Tarzan of the Apes was moving away into the forest. He turned once and repeated his command, "Follow me!"

"I haven't thanked you yet for getting me out of that mess," said Obroski as he moved after the retreating figure of the stranger. "It was certainly decent of you. I'd have been dead by now if it hadn't been for you."

The ape-man moved on in silence, and Obroski followed him. The silence preyed a little upon his nerves. It seemed to bear out his deduction that the man was not quite normal, not as other men. A normal man would have been asking and answering innumerable questions had he met a stranger for the first time under such exciting circumstances.

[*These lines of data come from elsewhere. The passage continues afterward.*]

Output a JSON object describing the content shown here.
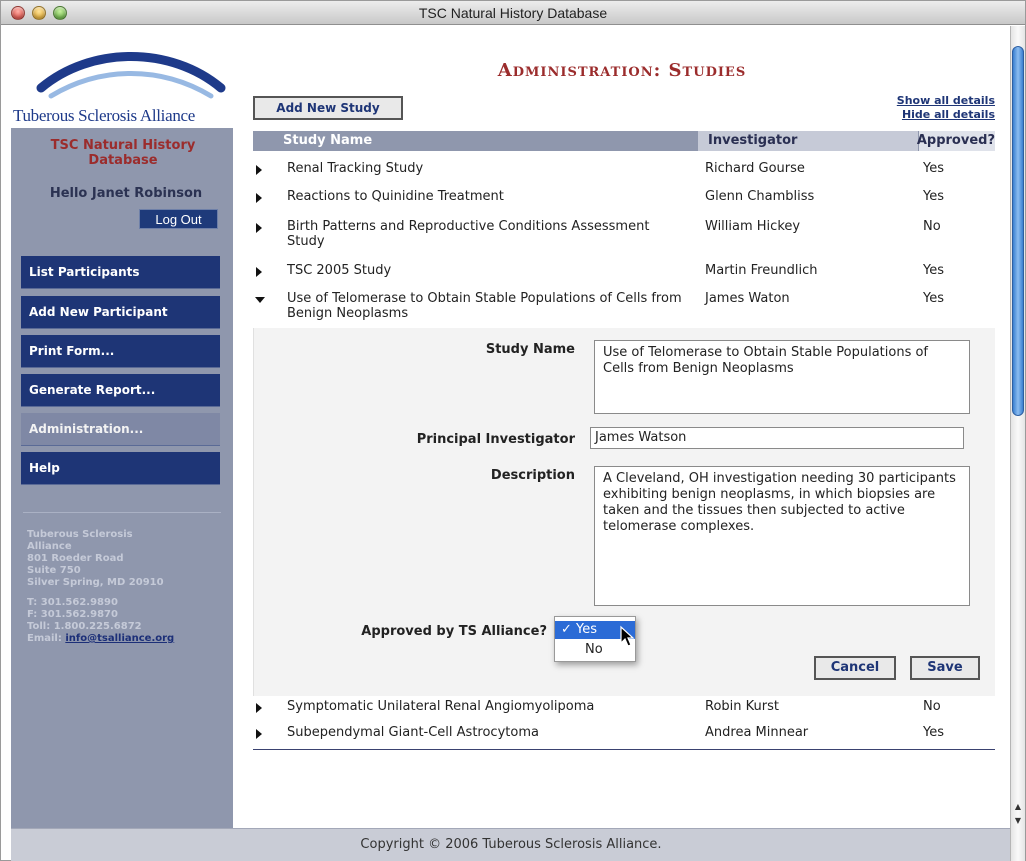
{
  "window": {
    "title": "TSC Natural History Database"
  },
  "sidebar": {
    "logo_text": "Tuberous Sclerosis Alliance",
    "db_title": "TSC Natural History Database",
    "greeting": "Hello Janet Robinson",
    "logout_label": "Log Out",
    "nav": [
      {
        "label": "List Participants"
      },
      {
        "label": "Add New Participant"
      },
      {
        "label": "Print Form..."
      },
      {
        "label": "Generate Report..."
      },
      {
        "label": "Administration..."
      },
      {
        "label": "Help"
      }
    ],
    "address": {
      "line1": "Tuberous Sclerosis",
      "line2": "Alliance",
      "line3": "801 Roeder Road",
      "line4": "Suite 750",
      "line5": "Silver Spring, MD 20910",
      "phone": "T: 301.562.9890",
      "fax": "F: 301.562.9870",
      "toll": "Toll: 1.800.225.6872",
      "email_label": "Email:",
      "email": "info@tsalliance.org"
    }
  },
  "main": {
    "heading": "Administration: Studies",
    "add_button": "Add New Study",
    "show_all": "Show all details",
    "hide_all": "Hide all details",
    "columns": {
      "name": "Study Name",
      "investigator": "Investigator",
      "approved": "Approved?"
    },
    "rows": [
      {
        "name": "Renal Tracking Study",
        "investigator": "Richard Gourse",
        "approved": "Yes"
      },
      {
        "name": "Reactions to Quinidine Treatment",
        "investigator": "Glenn Chambliss",
        "approved": "Yes"
      },
      {
        "name": "Birth Patterns and Reproductive Conditions Assessment Study",
        "investigator": "William Hickey",
        "approved": "No"
      },
      {
        "name": "TSC 2005 Study",
        "investigator": "Martin Freundlich",
        "approved": "Yes"
      },
      {
        "name": "Use of Telomerase to Obtain Stable Populations of Cells from Benign Neoplasms",
        "investigator": "James Waton",
        "approved": "Yes"
      },
      {
        "name": "Symptomatic Unilateral Renal Angiomyolipoma",
        "investigator": "Robin Kurst",
        "approved": "No"
      },
      {
        "name": "Subependymal Giant-Cell Astrocytoma",
        "investigator": "Andrea Minnear",
        "approved": "Yes"
      }
    ],
    "detail": {
      "study_name_label": "Study Name",
      "study_name_value": "Use of Telomerase to Obtain Stable Populations of Cells from Benign Neoplasms",
      "pi_label": "Principal Investigator",
      "pi_value": "James Watson",
      "description_label": "Description",
      "description_value": "A Cleveland, OH investigation needing 30 participants exhibiting benign neoplasms, in which biopsies are taken and the tissues then subjected to active telomerase complexes.",
      "approved_label": "Approved by TS Alliance?",
      "approved_options": [
        "Yes",
        "No"
      ],
      "approved_selected": "Yes",
      "checkmark": "✓",
      "cancel_label": "Cancel",
      "save_label": "Save"
    }
  },
  "footer": {
    "copyright": "Copyright © 2006 Tuberous Sclerosis Alliance."
  },
  "colors": {
    "nav": "#1e3576",
    "sidebar": "#8f97ad",
    "heading": "#9b2c2c",
    "selection": "#2b6bd6"
  }
}
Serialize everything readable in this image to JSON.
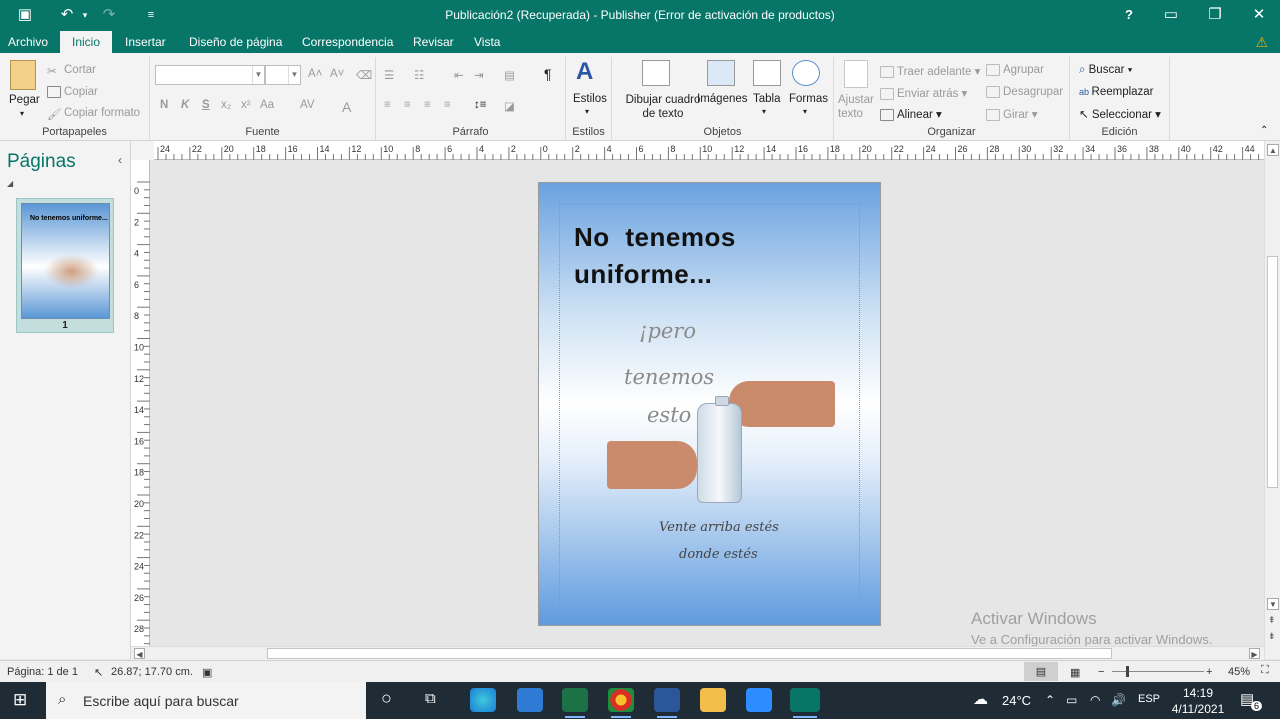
{
  "window": {
    "title": "Publicación2 (Recuperada) - Publisher (Error de activación de productos)",
    "help": "?"
  },
  "tabs": [
    "Archivo",
    "Inicio",
    "Insertar",
    "Diseño de página",
    "Correspondencia",
    "Revisar",
    "Vista"
  ],
  "ribbon": {
    "portapapeles": {
      "pegar": "Pegar",
      "cortar": "Cortar",
      "copiar": "Copiar",
      "copiar_formato": "Copiar formato",
      "label": "Portapapeles"
    },
    "fuente": {
      "label": "Fuente",
      "letters": [
        "N",
        "K",
        "S",
        "x₂",
        "x²",
        "Aa"
      ]
    },
    "parrafo": {
      "label": "Párrafo",
      "pilcrow": "¶"
    },
    "estilos": {
      "btn": "Estilos",
      "label": "Estilos"
    },
    "objetos": {
      "dibujar": "Dibujar cuadro de texto",
      "imagenes": "Imágenes",
      "tabla": "Tabla",
      "formas": "Formas",
      "label": "Objetos"
    },
    "organizar": {
      "ajustar": "Ajustar texto",
      "traer": "Traer adelante",
      "enviar": "Enviar atrás",
      "alinear": "Alinear",
      "agrupar": "Agrupar",
      "desagrupar": "Desagrupar",
      "girar": "Girar",
      "label": "Organizar"
    },
    "edicion": {
      "buscar": "Buscar",
      "reemplazar": "Reemplazar",
      "seleccionar": "Seleccionar",
      "label": "Edición"
    }
  },
  "pages_panel": {
    "title": "Páginas",
    "page_number": "1",
    "thumb_text": "No tenemos uniforme..."
  },
  "hruler_labels": [
    "24",
    "22",
    "20",
    "18",
    "16",
    "14",
    "12",
    "10",
    "8",
    "6",
    "4",
    "2",
    "0",
    "2",
    "4",
    "6",
    "8",
    "10",
    "12",
    "14",
    "16",
    "18",
    "20",
    "22",
    "24",
    "26",
    "28",
    "30",
    "32",
    "34",
    "36",
    "38",
    "40",
    "42",
    "44"
  ],
  "vruler_labels": [
    "0",
    "2",
    "4",
    "6",
    "8",
    "10",
    "12",
    "14",
    "16",
    "18",
    "20",
    "22",
    "24",
    "26",
    "28"
  ],
  "document": {
    "headline_1": "No tenemos",
    "headline_2": "uniforme...",
    "pero": "¡pero",
    "tenemos": "tenemos",
    "esto": "esto",
    "line1": "Vente arriba estés",
    "line2": "donde estés"
  },
  "watermark": {
    "line1": "Activar Windows",
    "line2": "Ve a Configuración para activar Windows."
  },
  "status": {
    "page": "Página: 1 de 1",
    "coords": "26.87; 17.70 cm.",
    "zoom": "45%"
  },
  "taskbar": {
    "search_placeholder": "Escribe aquí para buscar",
    "weather": "24°C",
    "lang": "ESP",
    "time": "14:19",
    "date": "4/11/2021",
    "notif_count": "6"
  },
  "colors": {
    "accent": "#077568",
    "taskbar": "#1f2c36"
  }
}
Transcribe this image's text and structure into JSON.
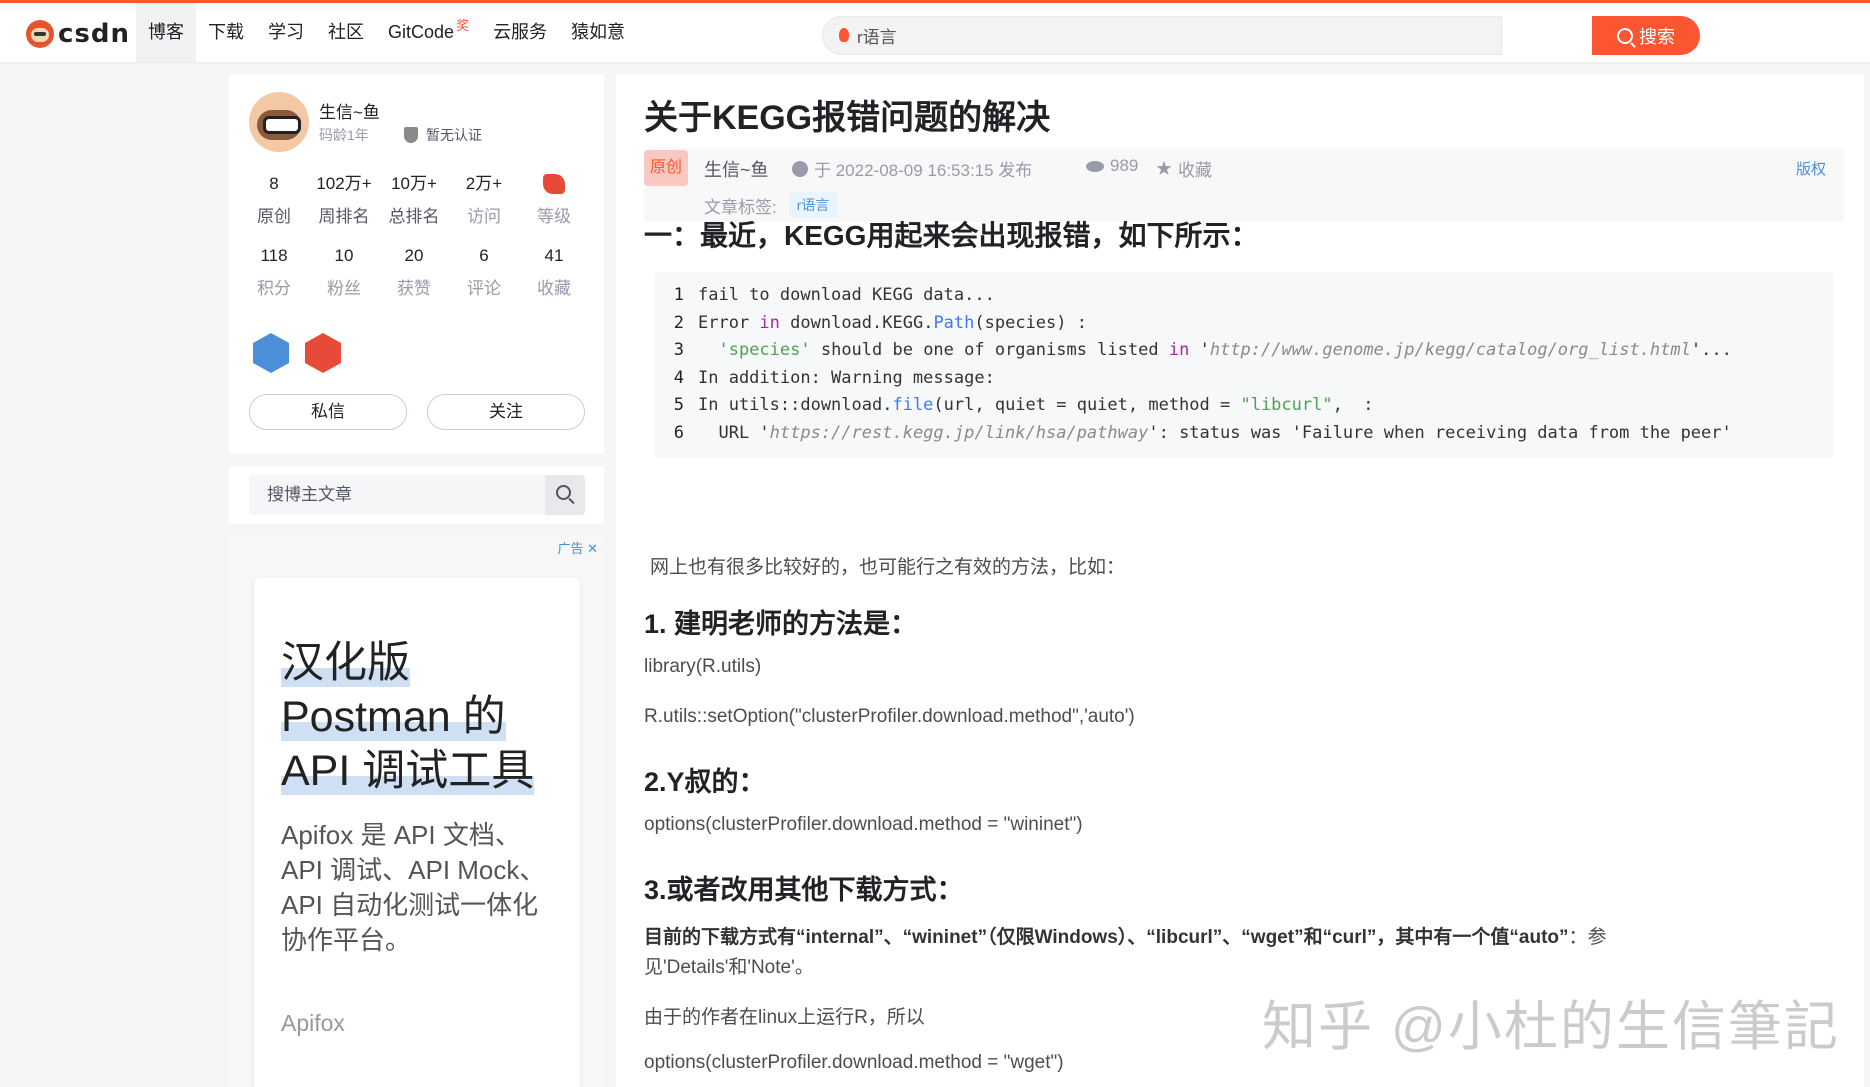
{
  "nav": {
    "logo": "csdn",
    "items": [
      {
        "label": "博客",
        "active": true
      },
      {
        "label": "下载",
        "active": false
      },
      {
        "label": "学习",
        "active": false
      },
      {
        "label": "社区",
        "active": false
      },
      {
        "label": "GitCode",
        "active": false,
        "mark": "奖"
      },
      {
        "label": "云服务",
        "active": false
      },
      {
        "label": "猿如意",
        "active": false
      }
    ],
    "search_value": "r语言",
    "search_button": "搜索"
  },
  "profile": {
    "name": "生信~鱼",
    "age": "码龄1年",
    "verify": "暂无认证",
    "stats1": [
      {
        "num": "8",
        "label": "原创"
      },
      {
        "num": "102万+",
        "label": "周排名"
      },
      {
        "num": "10万+",
        "label": "总排名"
      },
      {
        "num": "2万+",
        "label": "访问"
      },
      {
        "num": "",
        "label": "等级"
      }
    ],
    "stats2": [
      {
        "num": "118",
        "label": "积分"
      },
      {
        "num": "10",
        "label": "粉丝"
      },
      {
        "num": "20",
        "label": "获赞"
      },
      {
        "num": "6",
        "label": "评论"
      },
      {
        "num": "41",
        "label": "收藏"
      }
    ],
    "btn_message": "私信",
    "btn_follow": "关注"
  },
  "side_search": {
    "placeholder": "搜博主文章"
  },
  "ad": {
    "tag": "广告 ✕",
    "title_lines": [
      "汉化版",
      "Postman 的",
      "API 调试工具"
    ],
    "desc": "Apifox 是 API 文档、API 调试、API Mock、API 自动化测试一体化协作平台。",
    "brand": "Apifox"
  },
  "article": {
    "title": "关于KEGG报错问题的解决",
    "orig": "原创",
    "author": "生信~鱼",
    "time": "于 2022-08-09 16:53:15 发布",
    "views": "989",
    "fav": "收藏",
    "copyright": "版权",
    "tags_label": "文章标签:",
    "tag": "r语言",
    "h_main": "一：最近，KEGG用起来会出现报错，如下所示：",
    "code_lines": [
      "fail to download KEGG data...",
      "Error in download.KEGG.Path(species) :",
      "  'species' should be one of organisms listed in 'http://www.genome.jp/kegg/catalog/org_list.html'...",
      "In addition: Warning message:",
      "In utils::download.file(url, quiet = quiet, method = \"libcurl\",  :",
      "  URL 'https://rest.kegg.jp/link/hsa/pathway': status was 'Failure when receiving data from the peer'"
    ],
    "p_intro": "网上也有很多比较好的，也可能行之有效的方法，比如：",
    "h1": "1. 建明老师的方法是：",
    "p1a": "library(R.utils)",
    "p1b": "R.utils::setOption(\"clusterProfiler.download.method\",'auto')",
    "h2": "2.Y叔的：",
    "p2": "options(clusterProfiler.download.method = \"wininet\")",
    "h3": "3.或者改用其他下载方式：",
    "p3a_bold": "目前的下载方式有“internal”、“wininet”（仅限Windows）、“libcurl”、“wget”和“curl”，其中有一个值“auto”",
    "p3a_tail": "：参",
    "p3b": "见'Details'和'Note'。",
    "p4": "由于的作者在linux上运行R，所以",
    "p5": "options(clusterProfiler.download.method = \"wget\")"
  },
  "watermark": "知乎 @小杜的生信筆記"
}
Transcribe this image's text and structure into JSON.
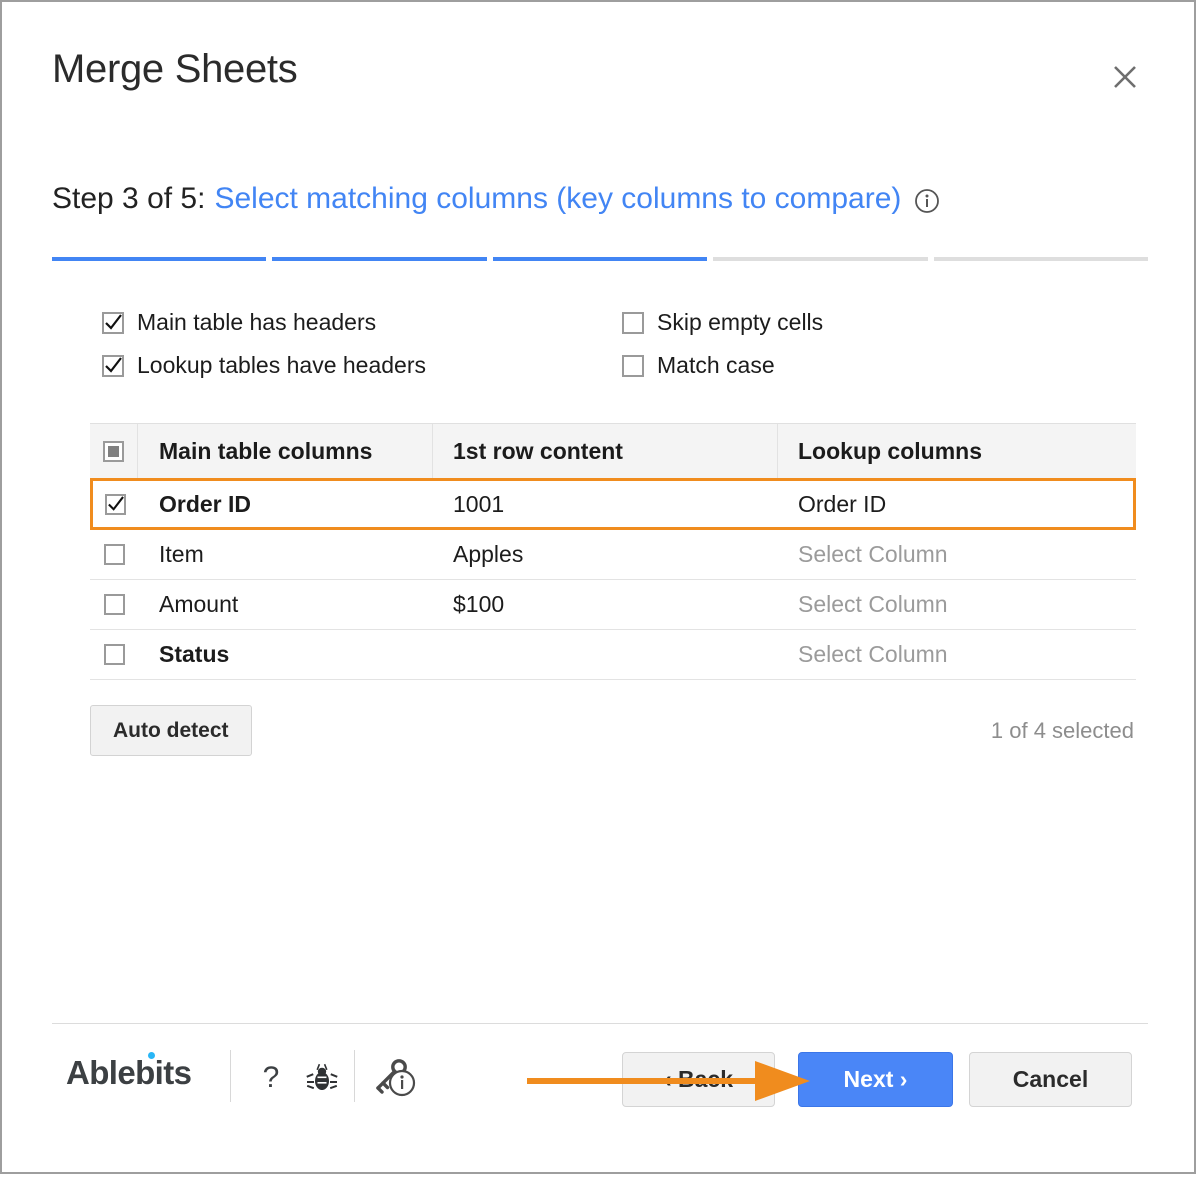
{
  "dialog": {
    "title": "Merge Sheets",
    "close_label": "×",
    "close_icon": "close-icon"
  },
  "step": {
    "prefix": "Step 3 of 5:",
    "title": "Select matching columns (key columns to compare)",
    "info_icon": "info-circle-icon",
    "current": 3,
    "total": 5,
    "segments": [
      "done",
      "done",
      "done",
      "todo",
      "todo"
    ]
  },
  "options": [
    {
      "label": "Main table has headers",
      "checked": true,
      "name": "main-table-has-headers"
    },
    {
      "label": "Skip empty cells",
      "checked": false,
      "name": "skip-empty-cells"
    },
    {
      "label": "Lookup tables have headers",
      "checked": true,
      "name": "lookup-tables-have-headers"
    },
    {
      "label": "Match case",
      "checked": false,
      "name": "match-case"
    }
  ],
  "table": {
    "headers": {
      "select_all": "indeterminate",
      "main_table_columns": "Main table columns",
      "first_row_content": "1st row content",
      "lookup_columns": "Lookup columns"
    },
    "rows": [
      {
        "checked": true,
        "main_column": "Order ID",
        "bold": true,
        "row_content": "1001",
        "lookup_column": "Order ID",
        "lookup_is_placeholder": false,
        "highlighted": true
      },
      {
        "checked": false,
        "main_column": "Item",
        "bold": false,
        "row_content": "Apples",
        "lookup_column": "Select Column",
        "lookup_is_placeholder": true,
        "highlighted": false
      },
      {
        "checked": false,
        "main_column": "Amount",
        "bold": false,
        "row_content": "$100",
        "lookup_column": "Select Column",
        "lookup_is_placeholder": true,
        "highlighted": false
      },
      {
        "checked": false,
        "main_column": "Status",
        "bold": true,
        "row_content": "",
        "lookup_column": "Select Column",
        "lookup_is_placeholder": true,
        "highlighted": false
      }
    ]
  },
  "auto_detect": {
    "label": "Auto detect"
  },
  "selection_status": "1 of 4 selected",
  "footer": {
    "brand": "Ablebits",
    "icons": [
      {
        "name": "help-question-icon",
        "glyph": "?"
      },
      {
        "name": "bug-report-icon",
        "glyph": "bug"
      },
      {
        "name": "license-info-icon",
        "glyph": "key-info"
      }
    ],
    "buttons": {
      "back": "‹ Back",
      "next": "Next ›",
      "cancel": "Cancel"
    }
  },
  "annotation": {
    "type": "arrow",
    "points_to": "next-button",
    "color": "#F08C1E"
  },
  "colors": {
    "accent_blue": "#4285F4",
    "button_blue": "#4A86F7",
    "highlight_orange": "#F08C1E",
    "placeholder_grey": "#9b9b9b",
    "header_bg": "#f4f4f4",
    "brand_dot_blue": "#29b6f6"
  }
}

And Obroski's deductions were not wholly inaccurate—Tarzan is not as other men; the training and the instincts of the wild beast have given him standards of behavior and a code of ethics peculiarly his own. For Tarzan there are times for silence and times for speech. The depths of the night, when hunting beasts are abroad, is no time to go gabbling through the jungle; nor did he ever care much for speech with strangers unless he could watch their eyes and the changing expressions upon their faces, which often told him more than their words were intended to convey.

So in the silence they moved through the forest, Obroski keeping close behind the ape-man lest he lose sight of him in the darkness. Ahead of them a lion roared; and the American wondered if his companion would change his course or take refuge in a tree, but he did neither. He kept on in the direction they had been going.

Occasionally the voice of the lion sounded ahead of them, always closer. Obroski, unarmed and practically naked, felt utterly helpless and, not unaccountably, nervous. Nor was his nervousness allayed when a cry, half roar and half weird scream, burst from the throat of his companion.

After that he heard nothing from the lion for some time; then, seemingly just ahead of them, he heard throaty, coughing grunts. The lion! Obroski could scarcely restrain a violent urge to scale a tree, but he steeled himself and kept on after his guide.

Presently they came to an opening in the forest beside a river. The moon had risen. Its mellow light flooded the scene, casting deep shadows where tree and shrub dotted the grass carpeted clearing, dancing on the swirling ripples of the river.

But the beauty of the scene held his eye for but a brief instant as though through the shutter of a camera; then it was erased from his consciousness by a figure looming large ahead of them in the full light of the African moon. A great lion stood in the open watching them as they approached. Obroski saw the black mane ripple in the night wind, the sheen of the yellow body in the moonlight. Now, beyond him, rose a lioness. She growled.

The stranger turned to Obroski. "Stay where you are," he said. "I do not know this Sabor; she may be vicious."